I will freely admit to enjoying a good PBR now and again. It's not my everyday beer, but it's a good time just the same. I don't have to forsake it forever just because I'd rather have a Yuengling, or—even better—a Golden or Sour Monkey. Brands don't demand our loyalty; they know we are free to choose between them and their so-called "competitors" at any time.

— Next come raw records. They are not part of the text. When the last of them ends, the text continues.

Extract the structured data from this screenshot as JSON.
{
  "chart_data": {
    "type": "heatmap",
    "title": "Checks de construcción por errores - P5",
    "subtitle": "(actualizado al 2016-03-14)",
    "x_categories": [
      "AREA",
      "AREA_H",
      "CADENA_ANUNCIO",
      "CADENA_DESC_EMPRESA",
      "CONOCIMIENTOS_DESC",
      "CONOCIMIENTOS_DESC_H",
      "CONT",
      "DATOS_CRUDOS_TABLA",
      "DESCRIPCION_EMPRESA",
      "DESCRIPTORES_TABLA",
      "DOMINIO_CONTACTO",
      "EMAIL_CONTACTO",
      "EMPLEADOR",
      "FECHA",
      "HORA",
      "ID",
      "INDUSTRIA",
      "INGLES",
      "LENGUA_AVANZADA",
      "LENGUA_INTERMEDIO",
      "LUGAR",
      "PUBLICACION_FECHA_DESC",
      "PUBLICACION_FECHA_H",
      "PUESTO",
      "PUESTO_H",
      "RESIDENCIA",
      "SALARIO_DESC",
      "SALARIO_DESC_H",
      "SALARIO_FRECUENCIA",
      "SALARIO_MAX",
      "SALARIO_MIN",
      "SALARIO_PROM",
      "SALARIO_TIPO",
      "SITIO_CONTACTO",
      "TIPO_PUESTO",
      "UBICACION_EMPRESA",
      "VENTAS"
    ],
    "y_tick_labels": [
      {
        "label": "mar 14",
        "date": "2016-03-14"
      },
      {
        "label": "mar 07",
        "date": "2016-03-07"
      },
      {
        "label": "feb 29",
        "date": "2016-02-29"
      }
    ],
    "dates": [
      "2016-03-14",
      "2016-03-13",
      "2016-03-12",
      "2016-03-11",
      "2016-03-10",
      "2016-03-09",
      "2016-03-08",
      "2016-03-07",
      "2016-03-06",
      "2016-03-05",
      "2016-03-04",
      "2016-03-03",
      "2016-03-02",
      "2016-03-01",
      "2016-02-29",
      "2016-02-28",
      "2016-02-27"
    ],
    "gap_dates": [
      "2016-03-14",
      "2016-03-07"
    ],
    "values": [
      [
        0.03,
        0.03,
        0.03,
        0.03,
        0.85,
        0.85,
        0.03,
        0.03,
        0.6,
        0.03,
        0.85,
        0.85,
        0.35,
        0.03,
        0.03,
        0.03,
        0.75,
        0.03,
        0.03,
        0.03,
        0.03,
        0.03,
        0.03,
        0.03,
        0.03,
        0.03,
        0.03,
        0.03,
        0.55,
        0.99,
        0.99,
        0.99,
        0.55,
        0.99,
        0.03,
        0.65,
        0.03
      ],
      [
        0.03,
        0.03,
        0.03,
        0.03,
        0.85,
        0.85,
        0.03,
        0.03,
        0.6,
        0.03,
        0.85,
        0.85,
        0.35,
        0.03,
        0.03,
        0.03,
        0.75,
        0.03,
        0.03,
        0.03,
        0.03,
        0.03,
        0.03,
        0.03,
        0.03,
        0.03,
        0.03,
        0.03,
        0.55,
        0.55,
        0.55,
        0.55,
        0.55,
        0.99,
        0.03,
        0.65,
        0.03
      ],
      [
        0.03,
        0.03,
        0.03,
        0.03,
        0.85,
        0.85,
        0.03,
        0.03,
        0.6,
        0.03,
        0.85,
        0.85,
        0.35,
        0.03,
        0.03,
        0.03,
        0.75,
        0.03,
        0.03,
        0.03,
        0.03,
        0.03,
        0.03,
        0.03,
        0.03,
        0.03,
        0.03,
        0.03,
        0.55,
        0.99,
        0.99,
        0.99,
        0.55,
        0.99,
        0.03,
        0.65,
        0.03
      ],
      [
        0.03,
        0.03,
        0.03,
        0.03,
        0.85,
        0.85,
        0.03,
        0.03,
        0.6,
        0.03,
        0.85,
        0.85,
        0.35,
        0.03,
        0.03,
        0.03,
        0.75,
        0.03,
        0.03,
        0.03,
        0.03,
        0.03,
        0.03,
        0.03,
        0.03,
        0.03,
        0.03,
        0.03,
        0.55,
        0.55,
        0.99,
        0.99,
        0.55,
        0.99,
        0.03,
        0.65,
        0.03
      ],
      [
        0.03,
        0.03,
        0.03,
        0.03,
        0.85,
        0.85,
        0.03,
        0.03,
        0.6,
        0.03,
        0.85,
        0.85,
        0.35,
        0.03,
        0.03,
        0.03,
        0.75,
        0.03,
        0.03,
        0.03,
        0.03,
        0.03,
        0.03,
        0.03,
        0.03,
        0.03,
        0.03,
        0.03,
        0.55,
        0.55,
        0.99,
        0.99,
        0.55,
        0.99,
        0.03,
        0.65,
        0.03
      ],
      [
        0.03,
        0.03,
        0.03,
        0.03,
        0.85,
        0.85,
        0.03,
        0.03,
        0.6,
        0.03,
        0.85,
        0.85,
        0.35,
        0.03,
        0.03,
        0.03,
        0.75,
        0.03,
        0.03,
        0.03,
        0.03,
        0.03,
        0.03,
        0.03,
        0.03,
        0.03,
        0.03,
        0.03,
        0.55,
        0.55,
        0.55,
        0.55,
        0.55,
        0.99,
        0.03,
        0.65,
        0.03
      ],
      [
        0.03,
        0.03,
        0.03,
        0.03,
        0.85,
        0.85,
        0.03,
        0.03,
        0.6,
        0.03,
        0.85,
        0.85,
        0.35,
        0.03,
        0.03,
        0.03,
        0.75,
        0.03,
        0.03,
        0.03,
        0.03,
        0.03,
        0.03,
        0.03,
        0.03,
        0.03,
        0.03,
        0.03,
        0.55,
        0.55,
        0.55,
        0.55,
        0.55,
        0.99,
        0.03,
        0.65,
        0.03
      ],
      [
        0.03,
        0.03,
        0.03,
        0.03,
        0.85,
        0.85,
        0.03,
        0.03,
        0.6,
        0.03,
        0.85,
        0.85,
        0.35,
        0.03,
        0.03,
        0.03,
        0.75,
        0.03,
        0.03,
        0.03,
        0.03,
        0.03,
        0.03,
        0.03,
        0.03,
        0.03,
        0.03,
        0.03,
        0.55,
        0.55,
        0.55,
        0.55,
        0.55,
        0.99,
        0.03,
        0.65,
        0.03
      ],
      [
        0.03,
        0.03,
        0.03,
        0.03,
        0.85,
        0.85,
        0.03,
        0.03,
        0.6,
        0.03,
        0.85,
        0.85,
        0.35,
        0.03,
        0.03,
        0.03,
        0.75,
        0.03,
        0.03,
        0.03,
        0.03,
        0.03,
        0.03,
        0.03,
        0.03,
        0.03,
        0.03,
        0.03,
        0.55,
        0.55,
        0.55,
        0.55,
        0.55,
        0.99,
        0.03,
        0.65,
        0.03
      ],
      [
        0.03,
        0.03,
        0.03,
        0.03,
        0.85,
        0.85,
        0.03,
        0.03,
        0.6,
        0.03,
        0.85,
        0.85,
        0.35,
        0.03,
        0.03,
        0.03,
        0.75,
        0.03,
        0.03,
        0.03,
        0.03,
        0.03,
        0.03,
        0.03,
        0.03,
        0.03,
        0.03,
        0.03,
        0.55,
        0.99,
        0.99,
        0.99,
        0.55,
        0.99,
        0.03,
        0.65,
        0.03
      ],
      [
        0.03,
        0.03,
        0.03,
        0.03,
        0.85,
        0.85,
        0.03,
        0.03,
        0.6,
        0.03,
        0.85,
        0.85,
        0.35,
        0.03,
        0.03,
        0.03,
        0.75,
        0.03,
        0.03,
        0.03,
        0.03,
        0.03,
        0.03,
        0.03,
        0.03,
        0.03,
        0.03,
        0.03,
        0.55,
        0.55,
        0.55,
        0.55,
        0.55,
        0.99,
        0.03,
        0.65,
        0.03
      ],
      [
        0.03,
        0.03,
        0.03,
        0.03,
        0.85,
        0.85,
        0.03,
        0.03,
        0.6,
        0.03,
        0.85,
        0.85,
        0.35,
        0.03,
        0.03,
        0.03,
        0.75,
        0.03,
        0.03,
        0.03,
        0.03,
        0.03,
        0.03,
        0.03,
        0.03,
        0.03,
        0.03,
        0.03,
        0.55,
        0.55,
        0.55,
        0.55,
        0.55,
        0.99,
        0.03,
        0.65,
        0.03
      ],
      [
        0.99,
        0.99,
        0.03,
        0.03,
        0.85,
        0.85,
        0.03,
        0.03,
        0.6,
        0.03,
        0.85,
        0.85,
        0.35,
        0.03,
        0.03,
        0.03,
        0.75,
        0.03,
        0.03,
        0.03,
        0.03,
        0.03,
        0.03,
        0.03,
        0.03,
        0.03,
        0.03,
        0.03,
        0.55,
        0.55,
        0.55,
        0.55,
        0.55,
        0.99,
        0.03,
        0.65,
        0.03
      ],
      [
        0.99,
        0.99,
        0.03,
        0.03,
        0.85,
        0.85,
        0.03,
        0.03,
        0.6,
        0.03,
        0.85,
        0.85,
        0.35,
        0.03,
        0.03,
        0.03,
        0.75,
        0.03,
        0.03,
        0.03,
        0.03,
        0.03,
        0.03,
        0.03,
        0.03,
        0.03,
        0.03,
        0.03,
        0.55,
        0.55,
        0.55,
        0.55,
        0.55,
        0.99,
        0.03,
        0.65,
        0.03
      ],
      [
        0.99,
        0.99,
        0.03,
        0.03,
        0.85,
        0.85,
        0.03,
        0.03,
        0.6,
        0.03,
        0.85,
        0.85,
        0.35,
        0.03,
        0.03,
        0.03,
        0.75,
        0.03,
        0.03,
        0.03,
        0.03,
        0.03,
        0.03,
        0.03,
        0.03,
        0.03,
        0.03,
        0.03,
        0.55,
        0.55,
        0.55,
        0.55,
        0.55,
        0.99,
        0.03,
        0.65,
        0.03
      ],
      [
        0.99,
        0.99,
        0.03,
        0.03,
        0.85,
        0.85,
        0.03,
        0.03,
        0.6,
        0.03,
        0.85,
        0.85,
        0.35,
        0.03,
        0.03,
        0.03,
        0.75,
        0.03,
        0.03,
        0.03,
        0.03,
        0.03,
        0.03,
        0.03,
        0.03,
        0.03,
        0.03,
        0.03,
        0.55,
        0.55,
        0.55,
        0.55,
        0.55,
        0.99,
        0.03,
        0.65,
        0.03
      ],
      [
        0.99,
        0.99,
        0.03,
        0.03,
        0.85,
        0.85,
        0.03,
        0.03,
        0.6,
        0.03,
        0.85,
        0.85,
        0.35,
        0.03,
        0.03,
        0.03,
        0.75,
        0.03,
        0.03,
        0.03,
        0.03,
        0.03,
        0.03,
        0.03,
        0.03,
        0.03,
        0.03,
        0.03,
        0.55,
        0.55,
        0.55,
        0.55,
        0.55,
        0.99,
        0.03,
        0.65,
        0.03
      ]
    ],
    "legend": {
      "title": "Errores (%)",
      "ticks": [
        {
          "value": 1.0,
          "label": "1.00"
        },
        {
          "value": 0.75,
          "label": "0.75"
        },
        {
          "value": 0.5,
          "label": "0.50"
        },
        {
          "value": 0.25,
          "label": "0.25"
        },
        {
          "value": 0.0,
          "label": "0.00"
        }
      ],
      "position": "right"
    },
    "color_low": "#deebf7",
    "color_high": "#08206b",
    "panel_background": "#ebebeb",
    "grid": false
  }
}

Why should love be any different? Why should sex be any different? Imagine a world in which these characters, Frank and Jeffrey and Dorothy and Sandy and Mike and Don, could meet together, not in violence, but in love. Imagine the MFMMFM polycule that could ensue. Frank could teach the gang about the benefits of certain inhalants in acts of lovemaking. Jeffrey could teach Frank, and Dorothy too, about more consensual ways of exploring sadomasochism in a relationship. Sandy could regale the group with her fanciful tales of love and robins, as Mike puts that impressive upper body strength to work. And Don... well, we hear him referred to as Van Gogh once, so perhaps Don could bring that unseen artistic prowess to the table, and capture the loving relationships he sees before him in a tableaux as iconic as the one that he himself is in, after Frank murders him and his accomplice and leaves their bodies out in the middle of Dorothy's apartment.

Afterwards, they could all go out and celebrate with a beer—and feel secure in their right to go with any beer they think they'd love.

Except for Heineken. Really, Jeffrey, fuck that shit.